Reason Hell: Arguments from Authority (Authority, Ad-Hominem, and credibility Part 3)

How should we distinguish good appeals to authority from bad ones?

Bad Appeals to Authority

  • Appeals based purely on somebody’s profession, or social status. Police officer, priests, academics, politicians will lie or make false statements for all sorts of reasons. They aren’t a source of truth simply by virtue of wearing a uniform, having a position of authority or even having studied. A scientist isn’t a reliable authority because they are a scientist but because of the process the claims they are making have gone through.
  • Appeals to authorities past their sell-by date. Sigmund Freud is a sound authority on the opinions of Sigmund Freud, Karl Marx is a sound authority on the opinions of Karl Marx but Freud is not a sound authority on modern psychology (the science has moved on and Freud’s theories have been largely debunked. Marx has fared even worse as it isn’t even the case that Marx is an authority on Marxism as the movement went off in a hundred different directions after Marx died.

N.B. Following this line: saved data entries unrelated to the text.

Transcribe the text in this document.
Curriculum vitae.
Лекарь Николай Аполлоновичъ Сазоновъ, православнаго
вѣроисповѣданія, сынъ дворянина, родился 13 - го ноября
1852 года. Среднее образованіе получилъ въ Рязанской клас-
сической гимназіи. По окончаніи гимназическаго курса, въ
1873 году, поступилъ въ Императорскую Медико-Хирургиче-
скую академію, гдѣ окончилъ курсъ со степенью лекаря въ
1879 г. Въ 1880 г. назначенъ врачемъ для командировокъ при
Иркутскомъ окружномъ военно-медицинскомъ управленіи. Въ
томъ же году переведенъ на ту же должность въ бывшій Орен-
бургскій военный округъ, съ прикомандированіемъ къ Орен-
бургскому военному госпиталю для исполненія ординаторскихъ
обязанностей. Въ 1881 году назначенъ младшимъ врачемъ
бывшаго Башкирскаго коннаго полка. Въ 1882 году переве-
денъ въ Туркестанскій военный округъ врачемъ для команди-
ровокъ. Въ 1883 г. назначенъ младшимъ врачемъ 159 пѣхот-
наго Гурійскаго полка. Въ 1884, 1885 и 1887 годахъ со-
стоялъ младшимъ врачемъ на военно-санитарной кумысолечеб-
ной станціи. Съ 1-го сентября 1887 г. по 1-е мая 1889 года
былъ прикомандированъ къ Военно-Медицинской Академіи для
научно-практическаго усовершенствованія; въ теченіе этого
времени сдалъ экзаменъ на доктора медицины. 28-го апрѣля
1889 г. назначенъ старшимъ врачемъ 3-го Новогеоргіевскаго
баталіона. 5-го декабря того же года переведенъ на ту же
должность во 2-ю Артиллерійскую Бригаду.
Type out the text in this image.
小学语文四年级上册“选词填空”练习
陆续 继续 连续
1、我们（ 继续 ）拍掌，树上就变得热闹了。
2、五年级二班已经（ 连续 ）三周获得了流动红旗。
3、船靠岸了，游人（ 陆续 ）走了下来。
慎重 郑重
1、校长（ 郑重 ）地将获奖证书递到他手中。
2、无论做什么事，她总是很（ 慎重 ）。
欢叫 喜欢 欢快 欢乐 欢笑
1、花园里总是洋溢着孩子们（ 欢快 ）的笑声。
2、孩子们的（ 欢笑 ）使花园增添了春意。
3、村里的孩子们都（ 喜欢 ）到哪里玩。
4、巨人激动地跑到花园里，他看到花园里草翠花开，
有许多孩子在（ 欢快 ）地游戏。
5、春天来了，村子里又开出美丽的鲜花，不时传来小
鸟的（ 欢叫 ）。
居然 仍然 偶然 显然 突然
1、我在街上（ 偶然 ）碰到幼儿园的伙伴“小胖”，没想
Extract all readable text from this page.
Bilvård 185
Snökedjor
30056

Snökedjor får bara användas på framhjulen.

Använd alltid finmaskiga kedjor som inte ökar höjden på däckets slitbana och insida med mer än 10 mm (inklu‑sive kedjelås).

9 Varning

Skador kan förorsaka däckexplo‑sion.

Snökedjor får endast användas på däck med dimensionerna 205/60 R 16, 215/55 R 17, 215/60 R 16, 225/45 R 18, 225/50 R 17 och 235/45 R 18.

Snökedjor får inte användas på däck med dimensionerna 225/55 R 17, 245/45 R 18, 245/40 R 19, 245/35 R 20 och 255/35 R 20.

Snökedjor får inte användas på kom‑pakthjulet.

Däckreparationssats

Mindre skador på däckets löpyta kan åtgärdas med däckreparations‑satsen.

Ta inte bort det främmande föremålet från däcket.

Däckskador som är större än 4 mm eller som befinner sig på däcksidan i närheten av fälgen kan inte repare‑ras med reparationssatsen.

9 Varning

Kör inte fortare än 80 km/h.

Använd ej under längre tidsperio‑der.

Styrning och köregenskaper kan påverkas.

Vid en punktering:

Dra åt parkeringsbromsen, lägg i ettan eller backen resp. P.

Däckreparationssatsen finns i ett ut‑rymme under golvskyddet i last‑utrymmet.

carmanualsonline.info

Charles Darwin is not an authority on the theory of evolution by natural selection – even though his work is still impressive and brilliant, the science has advanced far past what Darwin could have known.
  • The decontextualized authority. Quotes, anecdotes, sayings from notable people stripped of their surrounding context including either the social/cultural situation in which they spoke or even the surrounding text.
  • The fake authority. Both people who have been shown to be frauds and invented quotes or sayings of historical people fit here.
  • The authority by virtue of being a great man. The gendered term there is intentional as it is likely to be a man. Thomas Jefferson often falls into the other points listed above, as a victim of made quotes, real decontextualized quotes, his views on 18th century politics poorly applied to 21st century realities, or simply an assumption of him being right by virtue of being a very notable US President. Additionally his being regarded as being a particularly sage and insightful thinker makes him somebody often cited.
  • The talking our their hat authority. A noted expert may strongly assert an opinion perhaps on a matter of science – but if they are asserting that opinion just as their opinion without it being backed by research and peer review then it really doesn’t count for much more than ‘a notable person said something’. It doesn’t make what they said wrong and possibly it is something to pay attention to but it isn’t something you should put too much weight on.
  • The not really saying anything authority. Petitions, list, signatories – again these kinds of things when signed by noted authorities aren’t entirely nonsensical or necessarily wrong but they don’t carry a lot of evidential value. They show a group of notable people agree with a position and not much more. They may indicate that you should pay attention to this issue but they aren’t themselves strong evidence.
  • The authority by single experience. A single instance of a person from a given social or ethnic group is not necessarily an authority on the experience of the group in general. Of course they are an authority on their own experience.
  • The degraded by transmission authority. Not every supposed fact that is cited is as sound as it looks. Sometimes zombie factoids live on independent of actual evidence. Such zombie facts then live on by being cited back and forth. Tracking claims back to their original source is important.

Good appeals to authority

  • Referencing books by noted academics. A book can be wrong, an academic can be mistaken, lying, talking out of their hat or just plain crazy. However pointing somebody to a book allows for others to firstly check what the book says in context but also to find criticisms of the book and dissenting opinion. Evidence that can be further verified is good.
  • Referencing peer reviewed scholarship. Peer review has its flaws and lots of peer reviewed papers have flaws or are published selectively (publication bias where negative or disappointing results don’t get papers written or published). However like the first point a peer reviewed paper allows others to check and consider the way a study was done or to find critics of what was done.
  • Broad consensus of experts. Assuming this can be demonstrated and that the expertise is relevant, it is notable if many people in the same field all agree on a conclusion based on evidence and process.
  • Witnesses to an event, individuals about their own experiences. Without evidence to the contrary (including the plausibility of the claim made) people usually tell the truth.